Résumé de la décision
La société BPCE a introduit un pourvoi devant le Conseil d'État, contestando la légalité d’un arrêt antérieur concernant la conformité de certaines dispositions fiscales. Les articles contestés (a et b du 1 de l'article 220 du code général des impôts) portent sur l'imputation des retenues à la source sur les revenus de capitaux mobiliers. Suite à ces interrogations sur la conformité de ces dispositions avec la Constitution, notamment en ce qui concerne l’égalité devant la loi et le droit de propriété, le Conseil d'État a décidé de renvoyer la question au Conseil constitutionnel. Il a aussi suspendu le pourvoi jusqu'à ce que le Conseil constitutionnel se prononce.
Arguments pertinents
1. Applicabilité des dispositions contestées : Le Conseil d'État a d'abord confirmé que les dispositions du a du 1 de l'article 220 du code général des impôts, qui régissent l'imputation de l'impôt retenu à la source, sont applicables au litige. Cela a été constaté dans le contexte des revenus de source française et étrangère perçus au cours d'un exercice.
> "Les dispositions du a du 1 de l'article 220 du code général des impôts, qui ont valeur législative, sont applicables au litige..."
2. Conformité à la Constitution : Le Conseil a reconnu qu'aucune décision antérieure du Conseil constitutionnel n'avait déclaré ces dispositions conformes à la Constitution. Il a souligné que les arguments de BPCE, concernant l'absence de possibilité de reporter les crédits d'impôt non utilisés sur les exercices suivants, soulèvent une question sérieuse en matière de conformité aux principes d'égalité et de droit de propriété.
> "Ces dispositions méconnaissent les principes d'égalité devant la loi et d'égalité devant les charges publiques garantis... ainsi que le droit de propriété."
3. Renvoyer au Conseil constitutionnel : En raison de la gravité des questions soulevées, le Conseil d'État a pris la décision de renvoyer la question prioritaire de constitutionnalité au Conseil constitutionnel.
> "Il y a lieu de renvoyer au Conseil constitutionnel la question prioritaire de constitutionnalité soulevée."
Interprétations et citations légales
Le Conseil d'État s'appuie sur plusieurs textes juridiques pour justifier sa décision :
1. Article 23-5 de l'ordonnance n° 58-1067 du 7 novembre 1958 : Cet article précise les conditions dans lesquelles une question de constitutionnalité peut être soulevée. En particulier, il indique que la question doit être applicable au litige et non avoir déjà été déclarée conforme à la Constitution.

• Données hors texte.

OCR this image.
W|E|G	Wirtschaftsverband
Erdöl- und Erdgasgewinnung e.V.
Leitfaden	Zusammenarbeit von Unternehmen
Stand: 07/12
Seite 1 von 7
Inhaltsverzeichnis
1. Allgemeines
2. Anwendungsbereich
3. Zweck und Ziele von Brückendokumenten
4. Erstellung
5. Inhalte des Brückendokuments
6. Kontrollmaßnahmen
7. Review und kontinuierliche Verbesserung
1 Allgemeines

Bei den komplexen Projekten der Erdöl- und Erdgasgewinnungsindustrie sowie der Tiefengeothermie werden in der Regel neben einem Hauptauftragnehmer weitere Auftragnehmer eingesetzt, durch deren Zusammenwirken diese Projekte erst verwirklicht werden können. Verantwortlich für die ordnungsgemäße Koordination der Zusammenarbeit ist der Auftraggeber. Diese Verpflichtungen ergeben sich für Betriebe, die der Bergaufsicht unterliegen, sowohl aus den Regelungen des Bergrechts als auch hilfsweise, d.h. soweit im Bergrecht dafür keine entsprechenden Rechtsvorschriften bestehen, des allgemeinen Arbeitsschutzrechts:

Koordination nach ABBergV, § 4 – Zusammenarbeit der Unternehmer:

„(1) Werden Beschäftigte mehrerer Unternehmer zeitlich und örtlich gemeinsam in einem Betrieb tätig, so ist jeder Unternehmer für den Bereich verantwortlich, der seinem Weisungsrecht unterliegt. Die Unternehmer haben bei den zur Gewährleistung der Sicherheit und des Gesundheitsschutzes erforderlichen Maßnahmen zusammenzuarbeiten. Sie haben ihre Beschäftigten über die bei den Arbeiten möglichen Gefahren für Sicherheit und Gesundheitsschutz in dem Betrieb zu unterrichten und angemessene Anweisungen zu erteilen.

> "Le moyen tiré de ce qu'une disposition législative porte atteinte aux droits et libertés garantis par la Constitution peut être soulevé, y compris pour la première fois en cassation..."
2. Code général des impôts - Article 220 : Cet article régule spécifiquement l'imputation des retenues à la source sur les revenus de capital. Les sous-alinéas (a) et (b) établissent le cadre pour l'imputation sur l’impôt dû.
> "La retenue à la source... est imputée sur le montant de l'impôt à sa charge... Toutefois, la déduction ne peut excéder la fraction de ce dernier impôt correspondant au montant desdits revenus."
3. Déclaration des droits de l'Homme et du citoyen (DDHC) :
- Article 6 : Énonce le principe d'égalité devant la loi.
- Article 13 : Concerne l'égalité devant les charges publiques.
- Article 2 et 17 : Évoquent le droit de propriété.
L'analyse met en exergue les tensions entre la législation fiscale actuelle et les principes constitutionnels d'égalité et de propriété, soulignant ainsi les enjeux juridiques significatifs posés par les dispositions fiscales en question.